Sob pressão, Evo Morales renuncia à presidência da Bolívia

O presidente Evo Morales renunciou neste domingo (10) à presidência da Bolívia - Foto: ABI

O presidente da Bolívia, Evo Morales, renunciou à presidência de seu país às 18h (horário de Brasília) deste domingo, após pressão das Forças Armadas e intensos protestos nas grandes cidades bolivianas. “Me dói muito que nos tenham levado ao enfrentamento. Enviei minha renúncia para a Assembleia Legislativa Plurinacional”, afirmou ele em pronunciamento na televisão.

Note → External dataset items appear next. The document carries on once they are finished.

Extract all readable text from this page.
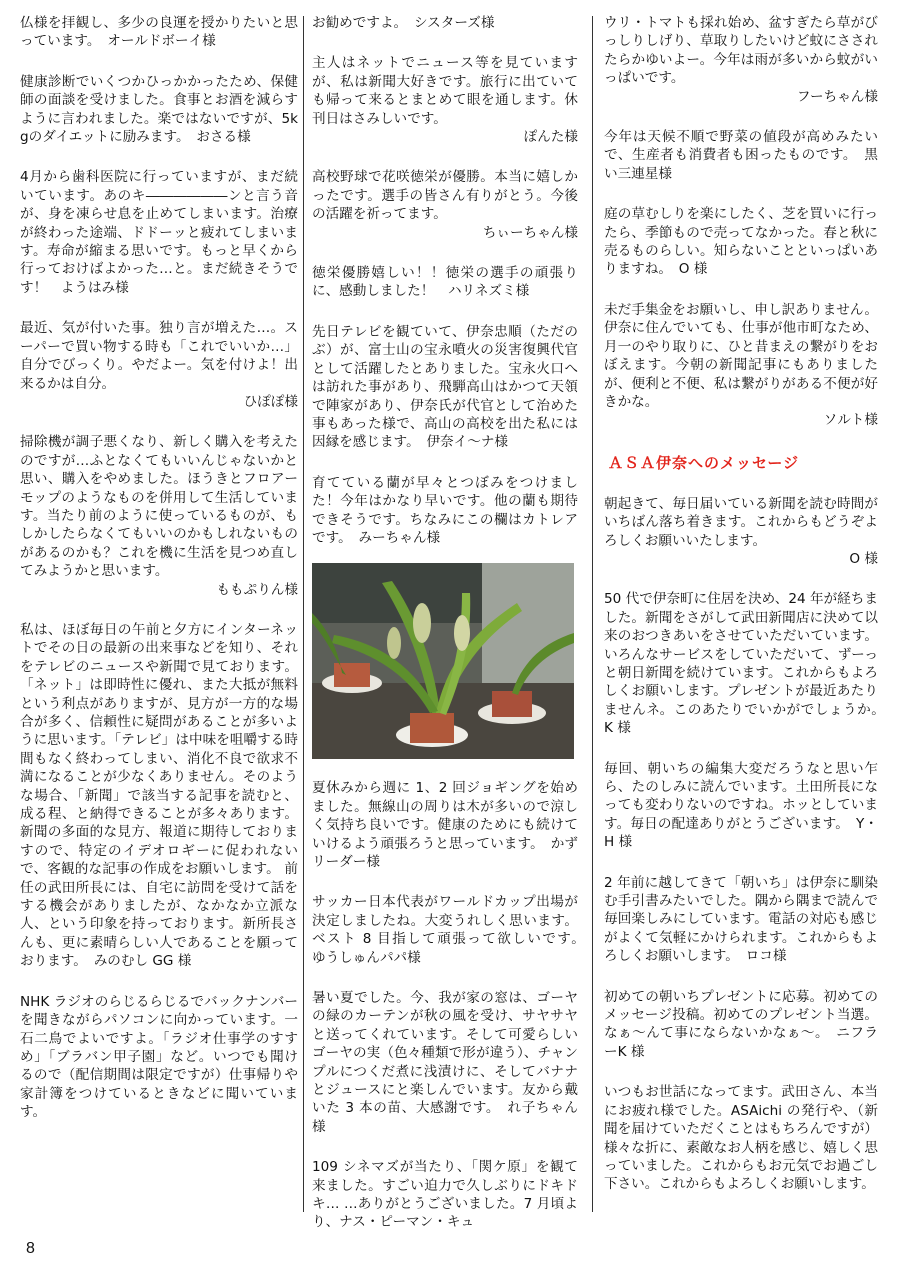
仏様を拝観し、多少の良運を授かりたいと思っています。　 オールドボーイ様

健康診断でいくつかひっかかったため、保健師の面談を受けました。食事とお酒を減らすように言われました。楽ではないですが、5kgのダイエットに励みます。　 おさる様

4月から歯科医院に行っていますが、まだ続いています。あのキ――――――ンと言う音が、身を凍らせ息を止めてしまいます。治療が終わった途端、ドドーッと疲れてしまいます。寿命が縮まる思いです。もっと早くから行っておけばよかった…と。まだ続きそうです！　 ようはみ様

最近、気が付いた事。独り言が増えた…。スーパーで買い物する時も「これでいいか…」自分でびっくり。やだよー。気を付けよ！出来るかは自分。
ひぽぽ様

掃除機が調子悪くなり、新しく購入を考えたのですが…ふとなくてもいいんじゃないかと思い、購入をやめました。ほうきとフロアーモップのようなものを併用して生活しています。当たり前のように使っているものが、もしかしたらなくてもいいのかもしれないものがあるのかも？これを機に生活を見つめ直してみようかと思います。
ももぷりん様

私は、ほぼ毎日の午前と夕方にインターネットでその日の最新の出来事などを知り、それをテレビのニュースや新聞で見ております。「ネット」は即時性に優れ、また大抵が無料という利点がありますが、見方が一方的な場合が多く、信頼性に疑問があることが多いように思います。「テレビ」は中味を咀嚼する時間もなく終わってしまい、消化不良で欲求不満になることが少なくありません。そのような場合、「新聞」で該当する記事を読むと、成る程、と納得できることが多々あります。新聞の多面的な見方、報道に期待しておりますので、特定のイデオロギーに促われないで、客観的な記事の作成をお願いします。 前任の武田所長には、自宅に訪問を受けて話をする機会がありましたが、なかなか立派な人、という印象を持っております。新所長さんも、更に素晴らしい人であることを願っております。　 みのむし GG 様

NHK ラジオのらじるらじるでバックナンバーを聞きながらパソコンに向かっています。一石二鳥でよいですよ。「ラジオ仕事学のすすめ」「ブラバン甲子園」など。いつでも聞けるので（配信期間は限定ですが）仕事帰りや家計簿をつけているときなどに聞いています。

お勧めですよ。　 シスターズ様

主人はネットでニュース等を見ていますが、私は新聞大好きです。旅行に出ていても帰って来るとまとめて眼を通します。休刊日はさみしいです。
ぽんた様

高校野球で花咲徳栄が優勝。本当に嬉しかったです。選手の皆さん有りがとう。今後の活躍を祈ってます。
ちぃーちゃん様

徳栄優勝嬉しい！！徳栄の選手の頑張りに、感動しました！　 ハリネズミ様

先日テレビを観ていて、伊奈忠順（ただのぶ）が、富士山の宝永噴火の災害復興代官として活躍したとありました。宝永火口へは訪れた事があり、飛騨高山はかつて天領で陣家があり、伊奈氏が代官として治めた事もあった様で、高山の高校を出た私には因縁を感じます。　 伊奈イ～ナ様

育てている蘭が早々とつぼみをつけました！今年はかなり早いです。他の蘭も期待できそうです。ちなみにこの欄はカトレアです。　 みーちゃん様

夏休みから週に 1、2 回ジョギングを始めました。無線山の周りは木が多いので涼しく気持ち良いです。健康のためにも続けていけるよう頑張ろうと思っています。　 かずリーダー様

サッカー日本代表がワールドカップ出場が決定しましたね。大変うれしく思います。ベスト 8 目指して頑張って欲しいです。　ゆうしゅんパパ様

暑い夏でした。今、我が家の窓は、ゴーヤの緑のカーテンが秋の風を受け、サヤサヤと送ってくれています。そして可愛らしいゴーヤの実（色々種類で形が違う）、チャンプルにつくだ煮に浅漬けに、そしてバナナとジュースにと楽しんでいます。友から戴いた 3 本の苗、大感謝です。　 れ子ちゃん様

109 シネマズが当たり、「関ケ原」を観て来ました。すごい迫力で久しぶりにドキドキ… …ありがとうございました。7 月頃より、ナス・ピーマン・キュ

ウリ・トマトも採れ始め、盆すぎたら草がびっしりしげり、草取りしたいけど蚊にさされたらかゆいよー。今年は雨が多いから蚊がいっぱいです。
フーちゃん様

今年は天候不順で野菜の値段が高めみたいで、生産者も消費者も困ったものです。　 黒い三連星様

庭の草むしりを楽にしたく、芝を買いに行ったら、季節もので売ってなかった。春と秋に売るものらしい。知らないことといっぱいありますね。　 O 様

未だ手集金をお願いし、申し訳ありません。伊奈に住んでいても、仕事が他市町なため、月一のやり取りに、ひと昔まえの繋がりをおぼえます。今朝の新聞記事にもありましたが、便利と不便、私は繋がりがある不便が好きかな。
ソルト様

ＡＳＡ伊奈へのメッセージ

朝起きて、毎日届いている新聞を読む時間がいちばん落ち着きます。これからもどうぞよろしくお願いいたします。
O 様

50 代で伊奈町に住居を決め、24 年が経ちました。新聞をさがして武田新聞店に決めて以来のおつきあいをさせていただいています。いろんなサービスをしていただいて、ずーっと朝日新聞を続けています。これからもよろしくお願いします。プレゼントが最近あたりませんネ。このあたりでいかがでしょうか。　K 様

毎回、朝いちの編集大変だろうなと思い乍ら、たのしみに読んでいます。土田所長になっても変わりないのですね。ホッとしています。毎日の配達ありがとうございます。　 Y・H 様

2 年前に越してきて「朝いち」は伊奈に馴染む手引書みたいでした。隅から隅まで読んで毎回楽しみにしています。電話の対応も感じがよくて気軽にかけられます。これからもよろしくお願いします。　 ロコ様

初めての朝いちプレゼントに応募。初めてのメッセージ投稿。初めてのプレゼント当選。なぁ～んて事にならないかなぁ～。　 ニフラーK 様

いつもお世話になってます。武田さん、本当にお疲れ様でした。ASAichi の発行や、（新聞を届けていただくことはもちろんですが）様々な折に、素敵なお人柄を感じ、嬉しく思っていました。これからもお元気でお過ごし下さい。これからもよろしくお願いします。

8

Morales, que ficou 13 anos no poder, diz ter sido vítima de “um golpe cívico, político, policial”. “Quero pedir desculpas por ter sido exigente durante o trabalho. Não foi para Evo, foi para o povo boliviano”. “Aqui não termina a vida, segue a luta”, afirmou, encerrando a fala. O vice-presidente Álvaro García Linera, que estava ao lado de Evo no pronunciamento, também apresentou sua renúncia.

Morales já havia convocado novas eleições no começo do dia e pedido que se reduzisse a tensão no país, após três semanas de enfrentamentos violentos que causaram três mortes e deixaram mais de 300 feridos nas principais cidades do país.

A tensão aumentou ao longo deste domingo. O comandante das Forças Armadas, Williams Kaliman, fez um pronunciamento na televisão à tarde, em que sugeria que Evo Morales renunciasse a seu mandato para pacificar as ruas.

Por volta das 17h (horário de Brasília), o avião presidencial decolou do aeroporto de El Alto, em La Paz, onde o presidente estava desde a manhã deste domingo (10), alimentando especulações de que ele poderia estar deixando o país. Em vez disso, porém, aterrissou no aeroporto de Chimoré, perto de Cochabamba, um reduto político de Morales, onde este tem uma casa.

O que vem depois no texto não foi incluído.